BAS scientists have measured ozone for over 50 years and we have the longest record of ozone measurements in the Antarctic. There was no ozone hole until the late 1970s. The hole begins to form in the Antarctic winter, and reaches its largest extent every September, before disappearing again by mid summer.

Jonathan Shanklin, is one of the original team who first reported the ‘ozone hole’ and is the head of BAS’s Meteorological and Ozone Monitoring Unit (MOMU).

He says

“The restrictions of the Montreal Protocol on the release of ozone depleting chemicals are working, but the Antarctic ozone hole is still likely to appear for many decades. If there had been no Montreal Protocol we would now be seeing widespread ozone depletion across the globe. Rather surprisingly the Montreal Protocol has also reduced global warming because there has been a real decline in CFCs and halons, which are very effective greenhouse gasses. It’s important that society continues to take action to reduce its damage to the atmosphere, otherwise we will bequeath future generations a significantly different world from that of today.”
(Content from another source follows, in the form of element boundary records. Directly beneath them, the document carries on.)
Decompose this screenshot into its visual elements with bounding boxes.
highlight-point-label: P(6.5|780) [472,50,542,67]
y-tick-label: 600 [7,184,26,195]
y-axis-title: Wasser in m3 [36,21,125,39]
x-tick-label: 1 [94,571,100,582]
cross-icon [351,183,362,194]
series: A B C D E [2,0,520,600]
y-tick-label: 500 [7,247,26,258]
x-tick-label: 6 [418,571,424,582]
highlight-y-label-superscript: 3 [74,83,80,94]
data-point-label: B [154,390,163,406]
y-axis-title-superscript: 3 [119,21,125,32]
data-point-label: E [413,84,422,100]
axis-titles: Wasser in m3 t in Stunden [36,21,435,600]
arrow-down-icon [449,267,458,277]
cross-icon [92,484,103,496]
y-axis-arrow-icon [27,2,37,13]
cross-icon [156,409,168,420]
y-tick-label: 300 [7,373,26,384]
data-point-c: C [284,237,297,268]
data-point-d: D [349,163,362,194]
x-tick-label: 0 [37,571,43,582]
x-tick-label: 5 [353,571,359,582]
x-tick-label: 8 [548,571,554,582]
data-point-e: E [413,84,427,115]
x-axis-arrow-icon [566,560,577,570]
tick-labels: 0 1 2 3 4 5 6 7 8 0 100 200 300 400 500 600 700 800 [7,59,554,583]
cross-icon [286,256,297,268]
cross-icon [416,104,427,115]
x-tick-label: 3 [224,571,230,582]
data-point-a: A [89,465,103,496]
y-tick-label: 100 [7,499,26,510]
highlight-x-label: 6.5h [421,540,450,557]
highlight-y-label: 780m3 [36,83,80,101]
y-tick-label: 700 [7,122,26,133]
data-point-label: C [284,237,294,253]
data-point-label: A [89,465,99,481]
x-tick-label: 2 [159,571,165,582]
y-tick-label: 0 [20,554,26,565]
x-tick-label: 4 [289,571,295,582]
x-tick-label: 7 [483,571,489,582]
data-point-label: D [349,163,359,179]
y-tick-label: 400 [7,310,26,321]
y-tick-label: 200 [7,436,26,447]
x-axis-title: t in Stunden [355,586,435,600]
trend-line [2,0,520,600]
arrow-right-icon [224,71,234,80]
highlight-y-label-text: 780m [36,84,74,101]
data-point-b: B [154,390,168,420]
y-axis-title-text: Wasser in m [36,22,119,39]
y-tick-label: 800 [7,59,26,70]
  1. Chlorofluorocarbons (CFCs) were used in refrigeration and air conditioning systems, foam blowing for cavity wall insulation etc, in industrial solvents etc. Halons were used in fire extinguishing systems. Their release is controlled by the Montreal Protocol and its extensions and their amount in the atmosphere is decreasing.
  2. If all the ozone in a vertical column above the observer was brought down to sea-level it would form a layer just 3 millimetres thick. This corresponds to 300 Dobson units.
  3. Ozone observations at Halley and Rothera are carried out by members of the British Antarctic Survey’s Meteorological and Ozone Monitoring Unit (MOMU).